Traditional sequencing technology applied to re-sequencing a particular genomic region (such as the exons of a gene) may also be used to detect known mutations. However, because of its higher cost, re-sequencing is generally performed as a discovery tool to screen for new genomic sequence variations and mutations, including base substitutions, insertions and deletions. In particular, gene re-sequencing efforts have recently been undertaken largely to catalog synonymous (not leading to amino acid substitutions) or non-synonymous (leading to amino acid substitutions) substitutions in genetic diseases, such as cancer (2–5).

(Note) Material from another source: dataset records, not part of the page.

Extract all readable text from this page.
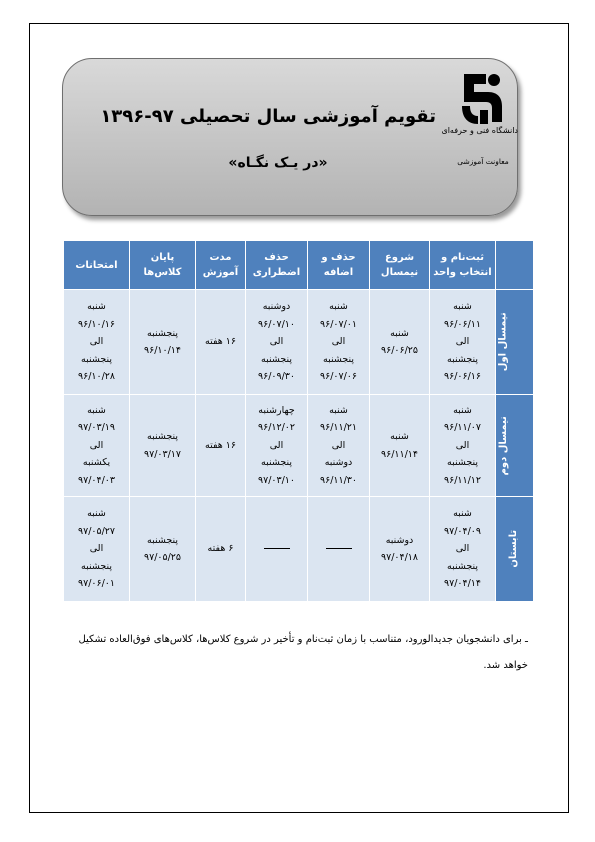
تقویم آموزشی سال تحصیلی ۹۷-۱۳۹۶
«در یـک نگـاه»
دانشگاه فنی و حرفه‌ای
معاونت آموزشی
	ثبت‌نام و انتخاب واحد	شروع نیمسال	حذف و اضافه	حذف اضطراری	مدت آموزش	پایان کلاس‌ها	امتحانات
نیمسال اول	شنبه
۹۶/۰۶/۱۱
الی
پنجشنبه
۹۶/۰۶/۱۶	شنبه
۹۶/۰۶/۲۵	شنبه
۹۶/۰۷/۰۱
الی
پنجشنبه
۹۶/۰۷/۰۶	دوشنبه
۹۶/۰۷/۱۰
الی
پنجشنبه
۹۶/۰۹/۳۰	۱۶ هفته	پنجشنبه
۹۶/۱۰/۱۴	شنبه
۹۶/۱۰/۱۶
الی
پنجشنبه
۹۶/۱۰/۲۸

نیمسال دوم	شنبه
۹۶/۱۱/۰۷
الی
پنجشنبه
۹۶/۱۱/۱۲	شنبه
۹۶/۱۱/۱۴	شنبه
۹۶/۱۱/۲۱
الی
دوشنبه
۹۶/۱۱/۳۰	چهارشنبه
۹۶/۱۲/۰۲
الی
پنجشنبه
۹۷/۰۳/۱۰	۱۶ هفته	پنجشنبه
۹۷/۰۳/۱۷	شنبه
۹۷/۰۳/۱۹
الی
یکشنبه
۹۷/۰۴/۰۳

تابستان	شنبه
۹۷/۰۴/۰۹
الی
پنجشنبه
۹۷/۰۴/۱۴	دوشنبه
۹۷/۰۴/۱۸			۶ هفته	پنجشنبه
۹۷/۰۵/۲۵	شنبه
۹۷/۰۵/۲۷
الی
پنجشنبه
۹۷/۰۶/۰۱
ـ برای دانشجویان جدیدالورود، متناسب با زمان ثبت‌نام و تأخیر در شروع کلاس‌ها، کلاس‌های فوق‌العاده تشکیل خواهد شد.
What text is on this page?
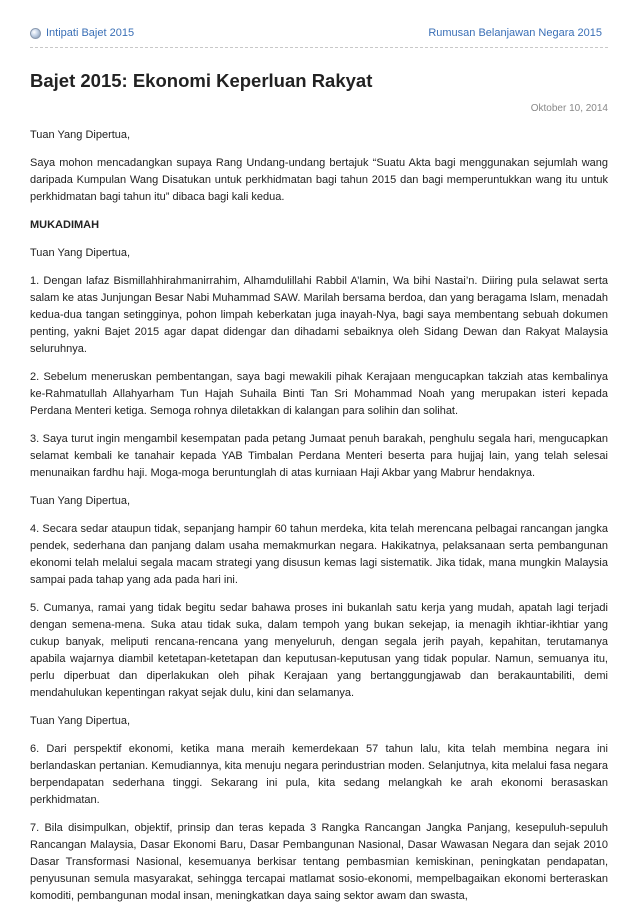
Intipati Bajet 2015	Rumusan Belanjawan Negara 2015
Bajet 2015: Ekonomi Keperluan Rakyat
Oktober 10, 2014

Tuan Yang Dipertua,

Saya mohon mencadangkan supaya Rang Undang-undang bertajuk “Suatu Akta bagi menggunakan sejumlah wang daripada Kumpulan Wang Disatukan untuk perkhidmatan bagi tahun 2015 dan bagi memperuntukkan wang itu untuk perkhidmatan bagi tahun itu” dibaca bagi kali kedua.

MUKADIMAH

Tuan Yang Dipertua,

1. Dengan lafaz Bismillahhirahmanirrahim, Alhamdulillahi Rabbil A’lamin, Wa bihi Nastai’n. Diiring pula selawat serta salam ke atas Junjungan Besar Nabi Muhammad SAW. Marilah bersama berdoa, dan yang beragama Islam, menadah kedua-dua tangan setingginya, pohon limpah keberkatan juga inayah-Nya, bagi saya membentang sebuah dokumen penting, yakni Bajet 2015 agar dapat didengar dan dihadami sebaiknya oleh Sidang Dewan dan Rakyat Malaysia seluruhnya.

2. Sebelum meneruskan pembentangan, saya bagi mewakili pihak Kerajaan mengucapkan takziah atas kembalinya ke-Rahmatullah Allahyarham Tun Hajah Suhaila Binti Tan Sri Mohammad Noah yang merupakan isteri kepada Perdana Menteri ketiga. Semoga rohnya diletakkan di kalangan para solihin dan solihat.

3. Saya turut ingin mengambil kesempatan pada petang Jumaat penuh barakah, penghulu segala hari, mengucapkan selamat kembali ke tanahair kepada YAB Timbalan Perdana Menteri beserta para hujjaj lain, yang telah selesai menunaikan fardhu haji. Moga-moga beruntunglah di atas kurniaan Haji Akbar yang Mabrur hendaknya.

Tuan Yang Dipertua,

4. Secara sedar ataupun tidak, sepanjang hampir 60 tahun merdeka, kita telah merencana pelbagai rancangan jangka pendek, sederhana dan panjang dalam usaha memakmurkan negara. Hakikatnya, pelaksanaan serta pembangunan ekonomi telah melalui segala macam strategi yang disusun kemas lagi sistematik. Jika tidak, mana mungkin Malaysia sampai pada tahap yang ada pada hari ini.

5. Cumanya, ramai yang tidak begitu sedar bahawa proses ini bukanlah satu kerja yang mudah, apatah lagi terjadi dengan semena-mena. Suka atau tidak suka, dalam tempoh yang bukan sekejap, ia menagih ikhtiar-ikhtiar yang cukup banyak, meliputi rencana-rencana yang menyeluruh, dengan segala jerih payah, kepahitan, terutamanya apabila wajarnya diambil ketetapan-ketetapan dan keputusan-keputusan yang tidak popular. Namun, semuanya itu, perlu diperbuat dan diperlakukan oleh pihak Kerajaan yang bertanggungjawab dan berakauntabiliti, demi mendahulukan kepentingan rakyat sejak dulu, kini dan selamanya.

Tuan Yang Dipertua,

6. Dari perspektif ekonomi, ketika mana meraih kemerdekaan 57 tahun lalu, kita telah membina negara ini berlandaskan pertanian. Kemudiannya, kita menuju negara perindustrian moden. Selanjutnya, kita melalui fasa negara berpendapatan sederhana tinggi. Sekarang ini pula, kita sedang melangkah ke arah ekonomi berasaskan perkhidmatan.

7. Bila disimpulkan, objektif, prinsip dan teras kepada 3 Rangka Rancangan Jangka Panjang, kesepuluh-sepuluh Rancangan Malaysia, Dasar Ekonomi Baru, Dasar Pembangunan Nasional, Dasar Wawasan Negara dan sejak 2010 Dasar Transformasi Nasional, kesemuanya berkisar tentang pembasmian kemiskinan, peningkatan pendapatan, penyusunan semula masyarakat, sehingga tercapai matlamat sosio-ekonomi, mempelbagaikan ekonomi berteraskan komoditi, pembangunan modal insan, meningkatkan daya saing sektor awam dan swasta,
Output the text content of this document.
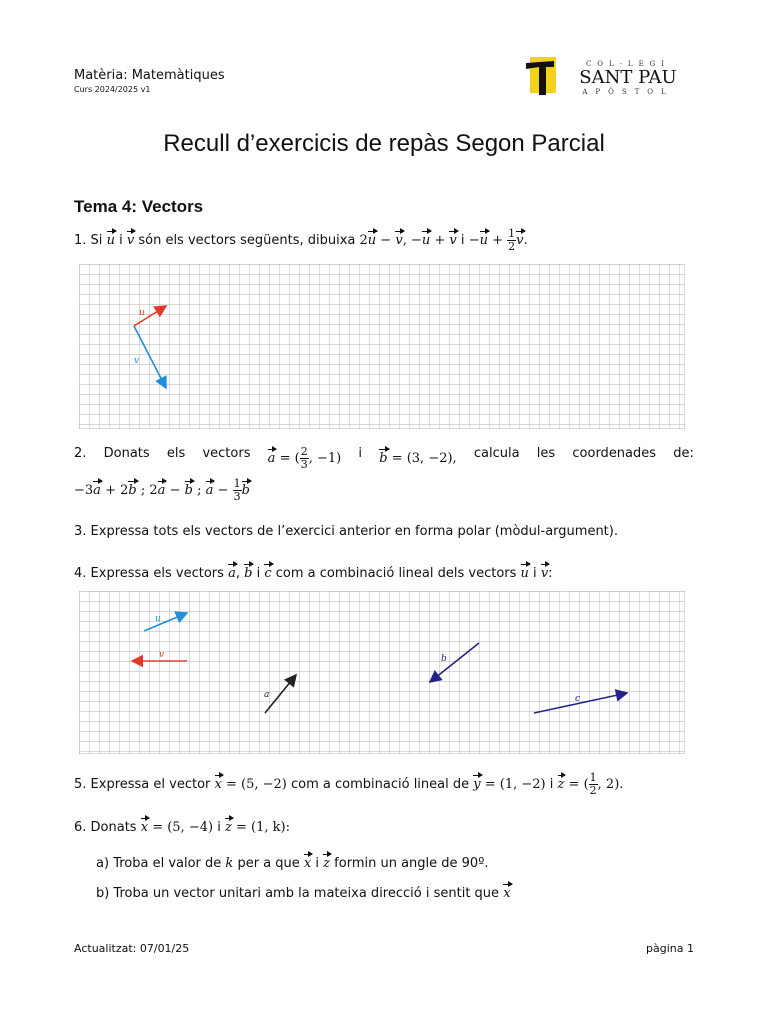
Matèria: Matemàtiques
Curs 2024/2025 v1
COL·LEGI
SANT PAU
APÒSTOL
Recull d’exercicis de repàs Segon Parcial
Tema 4: Vectors
1. Si u i v són els vectors següents, dibuixa 2u − v, −u + v $i -u + \frac{1}{2} v$.
u
v
2. Donats els vectors a = ( $\frac{2}{3}$ , −1) i b = (3, −2), calcula les coordenades de:
−3a + 2b ; 2a − b ; $a - \frac{1}{3}$ b
3. Expressa tots els vectors de l’exercici anterior en forma polar (mòdul-argument).
4. Expressa els vectors a, b i c com a combinació lineal dels vectors u i v:
u
v
a
b
c
5. Expressa el vector x = (5, −2) com a combinació lineal de y = (1, −2) i z = ( $\frac{1}{2}$ , 2).
6. Donats x = (5, −4) i z = (1, k):
a) Troba el valor de k per a que x i z formin un angle de 90º.
b) Troba un vector unitari amb la mateixa direcció i sentit que x
Actualitzat: 07/01/25	pàgina 1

The Cancer Genome Atlas (TCGA) initiative proposed by the NIH is a large gene re-sequencing effort to take place over the next decade (NIH Press Release, December 13, 2005; available at http://cancergenome.nih.gov). TCGA will involve re-sequencing thousands of human genes from thousands of tumor samples. Without major breakthroughs in sequencing technology, this effort will not be able to re-sequence all genes and will be limited to particular tumor types. This large screening effort will naturally be followed by other smaller efforts undertaken by individual labs and small consortia to fill in the gaps, as well as to verify and validate putative variations on larger sample sizes. A number of these smaller projects will be targeted at particular genes and at particular tumors. In all of these projects, large and small, until sequencing costs drop by several orders of magnitude, funding limits will force decisions about which genes to re-sequence and in what order they will be examined. Therefore, selection and prioritization of genes for re-sequencing is a common first step that will be repeated for each project. With appreciable amounts of sequence and functional data available in public databases, and without tools to navigate these data, the gene selection process can become a painstaking task. The CancerGenes resource will keep up with the results produced by TCGA by utilizing the Catalogue of Somatic Mutations in Cancer (COSMIC) curated resource (6).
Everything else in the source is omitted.